The second age I would want to remain would be when I met my second wife. I was 61 and had been living alone for four years after my first wife died of cancer. I needed to have a sounding board again and the support of another partner. We met through a dating agency and we got along right away. I didn’t think I could be happy again but it happened and I was floating on air when we held hands.

Comments please.”

“Dave, I too have a tale of two wives and happiness. Everyone should have a healthy, loving relationship with the right person by your side.

You need to have a supportive partner. In a good relationship you and your partner will support each other and treat each other as equals. That feeling of happiness is wonderful.”

“Thanks for that, Tom. Here’s the third question:

If I could suddenly possess an extraordinary talent in one of the arts, what would it be and why?

Even though I have dabbled in writing, I would like to be an extraordinary writer like Hemingway or F. Scott Fitzgerald.

Why? Because I would live on through my classic books. Writing helps heal the wounds of life and clears them out.
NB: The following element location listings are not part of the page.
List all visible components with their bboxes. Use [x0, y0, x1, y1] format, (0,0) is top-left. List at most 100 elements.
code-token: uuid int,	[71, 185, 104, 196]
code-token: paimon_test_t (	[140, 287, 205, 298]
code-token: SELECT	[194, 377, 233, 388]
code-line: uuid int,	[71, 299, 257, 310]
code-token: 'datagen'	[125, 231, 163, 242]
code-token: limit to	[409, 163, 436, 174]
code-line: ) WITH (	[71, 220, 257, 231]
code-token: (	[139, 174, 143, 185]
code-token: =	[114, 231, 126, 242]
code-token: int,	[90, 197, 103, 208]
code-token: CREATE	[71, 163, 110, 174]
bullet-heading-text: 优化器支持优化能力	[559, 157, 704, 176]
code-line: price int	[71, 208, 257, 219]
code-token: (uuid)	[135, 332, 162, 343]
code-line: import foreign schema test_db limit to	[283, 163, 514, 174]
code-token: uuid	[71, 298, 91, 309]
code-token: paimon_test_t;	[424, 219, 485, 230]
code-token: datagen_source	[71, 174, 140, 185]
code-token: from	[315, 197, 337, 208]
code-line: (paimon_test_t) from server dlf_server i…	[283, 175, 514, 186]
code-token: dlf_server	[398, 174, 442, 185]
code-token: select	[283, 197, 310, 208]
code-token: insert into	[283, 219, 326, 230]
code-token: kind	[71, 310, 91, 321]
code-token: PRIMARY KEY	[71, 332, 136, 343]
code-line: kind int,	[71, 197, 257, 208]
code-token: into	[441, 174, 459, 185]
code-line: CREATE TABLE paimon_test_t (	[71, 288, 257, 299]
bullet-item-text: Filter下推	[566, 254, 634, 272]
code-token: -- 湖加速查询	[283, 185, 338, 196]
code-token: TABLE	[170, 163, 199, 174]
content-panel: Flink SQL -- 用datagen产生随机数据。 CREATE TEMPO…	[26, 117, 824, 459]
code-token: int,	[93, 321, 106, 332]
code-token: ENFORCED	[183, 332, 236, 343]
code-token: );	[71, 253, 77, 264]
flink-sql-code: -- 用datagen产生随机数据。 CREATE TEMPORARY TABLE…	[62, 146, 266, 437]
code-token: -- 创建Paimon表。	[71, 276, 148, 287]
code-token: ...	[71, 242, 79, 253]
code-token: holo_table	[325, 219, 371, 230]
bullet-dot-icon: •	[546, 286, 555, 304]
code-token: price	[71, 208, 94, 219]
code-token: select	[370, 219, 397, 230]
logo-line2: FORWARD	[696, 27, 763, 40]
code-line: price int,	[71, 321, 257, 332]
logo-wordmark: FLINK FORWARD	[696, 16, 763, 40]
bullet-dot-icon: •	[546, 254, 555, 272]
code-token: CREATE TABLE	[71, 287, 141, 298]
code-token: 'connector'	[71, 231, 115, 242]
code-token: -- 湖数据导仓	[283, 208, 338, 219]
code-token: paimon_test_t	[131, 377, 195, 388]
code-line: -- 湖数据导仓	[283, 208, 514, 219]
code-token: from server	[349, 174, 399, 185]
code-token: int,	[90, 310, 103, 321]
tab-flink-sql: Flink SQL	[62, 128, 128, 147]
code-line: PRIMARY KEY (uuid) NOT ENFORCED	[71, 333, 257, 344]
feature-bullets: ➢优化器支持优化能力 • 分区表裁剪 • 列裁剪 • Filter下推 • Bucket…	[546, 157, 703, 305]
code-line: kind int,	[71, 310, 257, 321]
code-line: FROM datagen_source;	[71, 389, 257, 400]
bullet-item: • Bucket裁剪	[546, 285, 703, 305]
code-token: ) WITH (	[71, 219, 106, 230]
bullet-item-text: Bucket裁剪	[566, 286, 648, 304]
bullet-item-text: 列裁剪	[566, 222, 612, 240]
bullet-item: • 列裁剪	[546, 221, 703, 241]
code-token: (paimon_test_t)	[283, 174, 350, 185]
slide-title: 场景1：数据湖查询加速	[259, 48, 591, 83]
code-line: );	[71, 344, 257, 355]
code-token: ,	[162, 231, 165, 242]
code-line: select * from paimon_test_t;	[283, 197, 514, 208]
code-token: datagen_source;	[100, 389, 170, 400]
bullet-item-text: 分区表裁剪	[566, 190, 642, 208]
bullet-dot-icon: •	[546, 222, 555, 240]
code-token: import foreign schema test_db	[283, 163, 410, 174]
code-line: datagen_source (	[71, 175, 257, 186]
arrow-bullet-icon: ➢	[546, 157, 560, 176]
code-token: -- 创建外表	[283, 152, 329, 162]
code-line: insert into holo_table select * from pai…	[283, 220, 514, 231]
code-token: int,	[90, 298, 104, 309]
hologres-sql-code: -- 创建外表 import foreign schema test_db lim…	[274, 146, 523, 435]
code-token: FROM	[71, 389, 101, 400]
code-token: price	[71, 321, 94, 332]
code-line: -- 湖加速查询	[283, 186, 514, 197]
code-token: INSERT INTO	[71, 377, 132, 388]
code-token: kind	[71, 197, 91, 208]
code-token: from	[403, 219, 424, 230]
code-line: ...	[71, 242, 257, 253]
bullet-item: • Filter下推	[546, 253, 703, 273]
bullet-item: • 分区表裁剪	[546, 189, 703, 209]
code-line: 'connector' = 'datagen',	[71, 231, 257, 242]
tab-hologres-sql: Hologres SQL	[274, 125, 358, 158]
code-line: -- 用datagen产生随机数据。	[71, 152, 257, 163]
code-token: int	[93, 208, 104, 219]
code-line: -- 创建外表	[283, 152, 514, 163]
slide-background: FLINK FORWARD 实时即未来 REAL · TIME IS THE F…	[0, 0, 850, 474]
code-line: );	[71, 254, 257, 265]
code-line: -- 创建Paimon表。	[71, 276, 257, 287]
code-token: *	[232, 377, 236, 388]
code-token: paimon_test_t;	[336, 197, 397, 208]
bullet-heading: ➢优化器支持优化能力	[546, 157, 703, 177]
Writing also hones your powers of observation, giving you a fuller experience of life.

Comments please.”

“Well Dave, I too dabble in the arts, my interest is dramatics, acting. I love to do plays. I also believe this talent gives you a better experience of life. I enjoy your books and blogs.”

“Thanks, Tom. I would love to see one of your plays.

Here’s the fourth question:

If I was instantly able to play one musical instrument perfectly, what would it be and why?

It would be the piano, because my Dad played classical piano. He was forced to study piano as a child for 7 years even though he wanted to go out and play with his mates. My regret is that he didn’t teach me to play, but like I said, we rarely saw each other. I think playing music would be fun. I still might try to learn the keyboard!”

“Yes, there are many benefits to playing a musical instrument.

It even makes you smarter! Do you believe it? It stimulates your brain and improves memory and reasoning skills. It also relieves stress. But, importantly, playing music is FUN! It makes you feel happy and occupied.”

“Here’s the fifth question:

If I was rich and younger what would be the one thing I would do and why?

I would travel the world. Even though I have seen quite a few states in America plus Canada, England, Wales, Scotland, Italy and France, that’s just the tip of the iceberg. I would like to see the whole world!

BUT, now at 80, I don’t have the energy, not to mention the money, to travel.

Why, the whole world? Because, as they say, it’s THERE!

I feel traveling provides new experiences and memories, it breaks the routine and allows you to meet people from all cultures.”

“I, too, wish I had traveled more when I had the energy. But we always had to make a living and that took up a lot of time. You also appreciate family and home more when you’ve been away. When you travel to distant places it seems it’s easier to chat to strangers and make new friends. Different social interactions make us happier and we learn a lot too.”


“We will have to do this more often, Tom, it clears the cobwebs when you’re old. Plus it is an excellent medium for revealing some of the truth about yourself.

Tom and Dave walked out under the blue sky feeling that the “IF” questions and their answers had left them feeling good.